There are many similarities between "Night" and "Life is Beautiful." This starts with the "Father-Son" bond, both father's death directly before liberation, and the hope that they would both in fact leave the concentration camp alive. You can really see the father-son bond in the movie because Guido goes to great length to cover his son from the evil that surrounded him. Even on the way to his death, he was brave and looked his son in the eyes to insure him, he was going to be all right. Just like in night, Guido dies almost directly before the liberation and hope stays with Guido that he will find his wife and son, to escape the concentration camp.
Some of the differences between "Night" and "Life if Beautiful" are really just the mood and tone. If you generalize the plots of both stories they are basically the same, Jews are being separated into concentration camps and a family is divided. A man struggles to keep both himself and his son alive. But when you get into the atmosphere of the movie you find that "Life is Beautiful" is a much lighter tone, having many jokes and the main character being a sort of jester. When you look at "Night", you find that it is very solemn.
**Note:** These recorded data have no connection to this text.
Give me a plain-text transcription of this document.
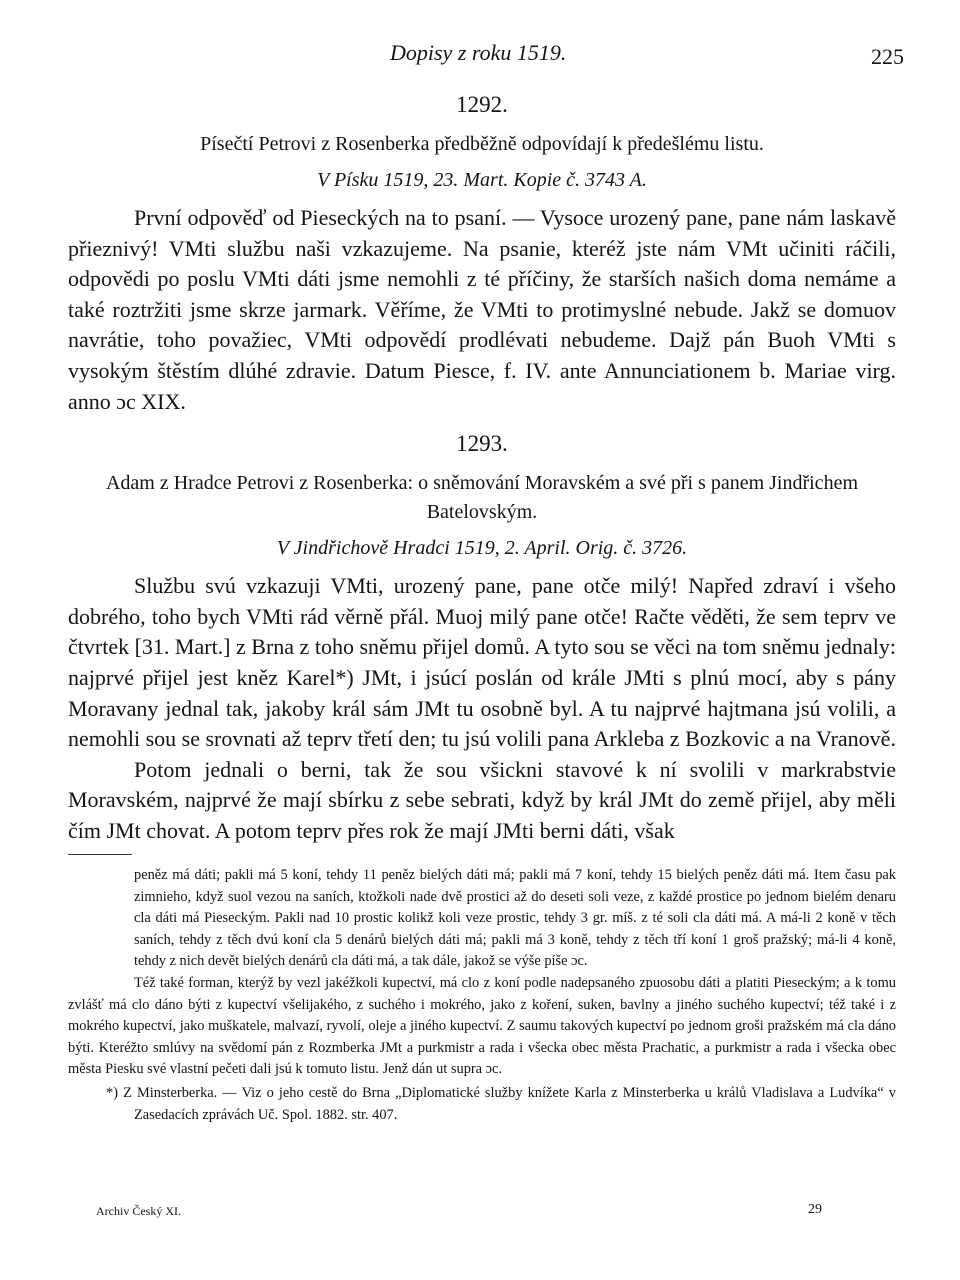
Dopisy z roku 1519.	225
1292.

Písečtí Petrovi z Rosenberka předběžně odpovídají k předešlému listu.

V Písku 1519, 23. Mart. Kopie č. 3743 A.

První odpověď od Pieseckých na to psaní. — Vysoce urozený pane, pane nám laskavě přieznivý! VMti službu naši vzkazujeme. Na psanie, kteréž jste nám VMt učiniti ráčili, odpovědi po poslu VMti dáti jsme nemohli z té příčiny, že starších našich doma nemáme a také roztržiti jsme skrze jarmark. Věříme, že VMti to protimyslné nebude. Jakž se domuov navrátie, toho považiec, VMti odpovědí prodlévati nebudeme. Dajž pán Buoh VMti s vysokým štěstím dlúhé zdravie. Datum Piesce, f. IV. ante Annunciationem b. Mariae virg. anno ɔc XIX.

1293.

Adam z Hradce Petrovi z Rosenberka: o sněmování Moravském a své při s panem Jindřichem Batelovským.

V Jindřichově Hradci 1519, 2. April. Orig. č. 3726.

Službu svú vzkazuji VMti, urozený pane, pane otče milý! Napřed zdraví i všeho dobrého, toho bych VMti rád věrně přál. Muoj milý pane otče! Račte věděti, že sem teprv ve čtvrtek [31. Mart.] z Brna z toho sněmu přijel domů. A tyto sou se věci na tom sněmu jednaly: najprvé přijel jest kněz Karel*) JMt, i jsúcí poslán od krále JMti s plnú mocí, aby s pány Moravany jednal tak, jakoby král sám JMt tu osobně byl. A tu najprvé hajtmana jsú volili, a nemohli sou se srovnati až teprv třetí den; tu jsú volili pana Arkleba z Bozkovic a na Vranově.

Potom jednali o berni, tak že sou všickni stavové k ní svolili v markrabstvie Moravském, najprvé že mají sbírku z sebe sebrati, když by král JMt do země přijel, aby měli čím JMt chovat. A potom teprv přes rok že mají JMti berni dáti, však

peněz má dáti; pakli má 5 koní, tehdy 11 peněz bielých dáti má; pakli má 7 koní, tehdy 15 bielých peněz dáti má. Item času pak zimnieho, když suol vezou na saních, ktožkoli nade dvě prostici až do deseti soli veze, z každé prostice po jednom bielém denaru cla dáti má Pieseckým. Pakli nad 10 prostic kolikž koli veze prostic, tehdy 3 gr. míš. z té soli cla dáti má. A má-li 2 koně v těch saních, tehdy z těch dvú koní cla 5 denárů bielých dáti má; pakli má 3 koně, tehdy z těch tří koní 1 groš pražský; má-li 4 koně, tehdy z nich devět bielých denárů cla dáti má, a tak dále, jakož se výše píše ɔc.

Též také forman, kterýž by vezl jakéžkoli kupectví, má clo z koní podle nadepsaného zpuosobu dáti a platiti Pieseckým; a k tomu zvlášť má clo dáno býti z kupectví všelijakého, z suchého i mokrého, jako z koření, suken, bavlny a jiného suchého kupectví; též také i z mokrého kupectví, jako muškatele, malvazí, ryvolí, oleje a jiného kupectví. Z saumu takových kupectví po jednom groši pražském má cla dáno býti. Kteréžto smlúvy na svědomí pán z Rozmberka JMt a purkmistr a rada i všecka obec města Prachatic, a purkmistr a rada i všecka obec města Piesku své vlastní pečeti dali jsú k tomuto listu. Jenž dán ut supra ɔc.

*) Z Minsterberka. — Viz o jeho cestě do Brna „Diplomatické služby knížete Karla z Minsterberka u králů Vladislava a Ludvíka“ v Zasedacích zprávách Uč. Spol. 1882. str. 407.

Archiv Český XI.	29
Life is beautiful throughout the book because even though Guido knows that they are being taken away to a camp, he stays happy and makes a game to protect his son. He knows they are likely to be hurt, but he says that the ride to the train station and the train ride itself are both birthday gifts for his son. He also tells his son that he got the last available tickets. At the beginning of the movie, the color of everything was amazing. It was bright and fast, however you can see as the movie progressed to the final scene exactly how destroyed everyone was. The Jews were just limping out of the camp slowly, and there was very little variation in the colors until the end. When Joshua reached his mother, you could see the field behind them, and life seemed to be "Beautiful" again.